The first technology park in the Central American region is located in Guatemala City. In 2008 Juan Mini returned to Guatemala from California and founded Campus Tec. Mini previously started ZipRealty in Silicon Valley where he learned the ins and outs of start up culture. His vision was to leverage the comparative inexpensive average cost of starting a business in Guatemala in order to attract intellectual talent to Guatemala. In 2008 it cost less than $8,000 on average to start a business in Guatemala, while it cost over $17,000 in Brazil and over $39,000 in Costa Rica. The cost advantages for start up and the availability of low rent space in one of Guatemala City’s cultural district neighborhoods were advantages that made starting a technology incubator seem ideal.
Silicon Valley In Guatemala
The hope was to encourage and support software development start up companies and information technology companies that would be export oriented. Campus Tec and the IT community that is now growing around it offer digital services and resources for companies throughout Central and South America. The main building, which is seven stories tall, is now fully occupied with over 100 IT companies, mostly employing entrepreneurial or technology oriented youth. These companies specialize in special effects for movies, video games and software for mobile phones and the internet. This high tech zone is close to the Technology Institute of the Private University del Vaile de Guatemala.
In 2012 a second fourteen story high building was constructed to house more start up companies and to attract international firms, which were already beginning to show up. Some international firms, like MTV were first attracted to Guatemala City’s technology community for the modestly priced contract IT services and back end digital production. For Guatemalans, the digital cycle has gained a foothold with the development of information technology services and especially software development, but the opportunity is not for everyone.
Land And Phones
Guatemala is a poor country where land distribution has traditionally only been among a small group of wealthy families. Like in so many other poor countries around the globe, cellphones are making a difference in land use and distribution. For generations indigenous farming communities had difficulty gaining title to the land they work. But with land reform in Guatemala, the door is open for more broadly distributed land ownership, although each individual must make the proper claims to gain title to the land they seek. It takes knowledge and timely information to work the system to your advantage.
NGO groups like “Land Network” and Mercy Corps have intervened in land tenure disputes in Guatemala in order to provide the knowledge and information to poor farmers. One of the best tools for these interactions are cellphones. The information is often needed at specific times in the land title process and cellphones make coordinating resources in a timely way much easier. The non-profit NGO’s also setup websites that are easily used and provide information to anyone who has their URL. In Guatemala the use of cellphones is only slowly penetrating rural areas. Like everywhere else, in Guatemala the cities get the most modern equipment first and rural areas lag behind.

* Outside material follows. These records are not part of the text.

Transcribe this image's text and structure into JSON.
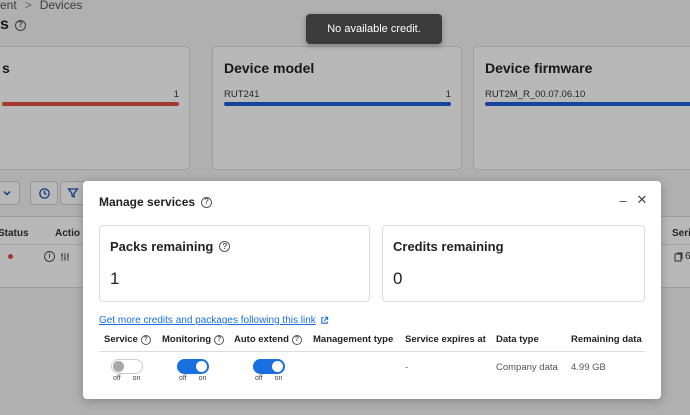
{
  "breadcrumb": {
    "parent": "ent",
    "separator": ">",
    "current": "Devices"
  },
  "page": {
    "title_partial": "s"
  },
  "cards": [
    {
      "title": "s",
      "row_label": "",
      "row_value": "1",
      "bar_color": "#e1523d"
    },
    {
      "title": "Device model",
      "row_label": "RUT241",
      "row_value": "1",
      "bar_color": "#1f5fd8"
    },
    {
      "title": "Device firmware",
      "row_label": "RUT2M_R_00.07.06.10",
      "row_value": "",
      "bar_color": "#1f5fd8"
    }
  ],
  "table": {
    "headers": {
      "status": "Status",
      "actions": "Actio",
      "serial": "Seri"
    },
    "row": {
      "serial_partial": "6"
    }
  },
  "toast": {
    "message": "No available credit."
  },
  "modal": {
    "title": "Manage services",
    "minimize_label": "–",
    "close_label": "✕",
    "packs": {
      "label": "Packs remaining",
      "value": "1"
    },
    "credits": {
      "label": "Credits remaining",
      "value": "0"
    },
    "link": {
      "text": "Get more credits and packages following this link"
    },
    "columns": {
      "service": "Service",
      "monitoring": "Monitoring",
      "auto_extend": "Auto extend",
      "management_type": "Management type",
      "service_expires": "Service expires at",
      "data_type": "Data type",
      "remaining_data": "Remaining data"
    },
    "toggle_off": "off",
    "toggle_on": "on",
    "row": {
      "service_enabled": false,
      "monitoring_enabled": true,
      "auto_extend_enabled": true,
      "service_expires": "-",
      "data_type": "Company data",
      "remaining_data": "4.99 GB"
    }
  },
  "colors": {
    "accent": "#1a6fe0",
    "toggle_on": "#1a6fe0",
    "toggle_off": "#bdbdbd"
  }
}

Although Guatemala’s cellphone penetration is not high by Latin American standards, it is growing rapidly. In 1996 Guatemala’s telecom market, which was exclusively run by government-owned, GUATEL, was liberalized. The industry moved towards competition and away from centralized state control of the telecom infrastructure. By 2001 the number of mobile phones in Guatemala overtook fixed line phones and the growth has continued to pick up pace. Oddly, Guatemala’s mobile phone industry is helped along by one of the most liberal radio spectrum regulatory models in the world. Since cell phones all use radio spectrum the amount of spectrum available determines and can limit the build out of cell phone use. This is not the case in Guatemala. But even with favorable regulations cellphone penetration in Guatemala was only at 88 percent in 2010. But even with slower economic growth since 2009, mobile growth has continued and penetration in 2012 reached 104 percent. Today (2014) it is approaching 150 mobile phones for every 100 people.
Guatemala’s internet penetration is lower than cellphone penetration at about 16 percent usage in 2012, of a population of over 14 million people. The infrastructure in the largest cities is good but in rural areas it is often non-existent. Broadband usage in 2010 was about 2 percent, so Guatemala has one of the lowest penetration rates of all Latin American countries for broadband. Mobile internet access is limited not by the number of cell phone users, but by the low level of broadband development.
Oddly, Guatemala’s digital development is progressing well in Guatemala City and far more slowly everywhere else. The digital cycle is about establishing control of online niches, but that’s not the goal in Guatemala. The urban population, which is generally the more affluent faction is gaining digital sophistication by developing specialized software niches, but since the countries overall digital infrastructure is progressing slowly the software development is tied to the regional and international marketplace. Guatemala’s income gap is part of the reason the digital infrastructure is developing so slowly and therefore there is a two-tiered digital development.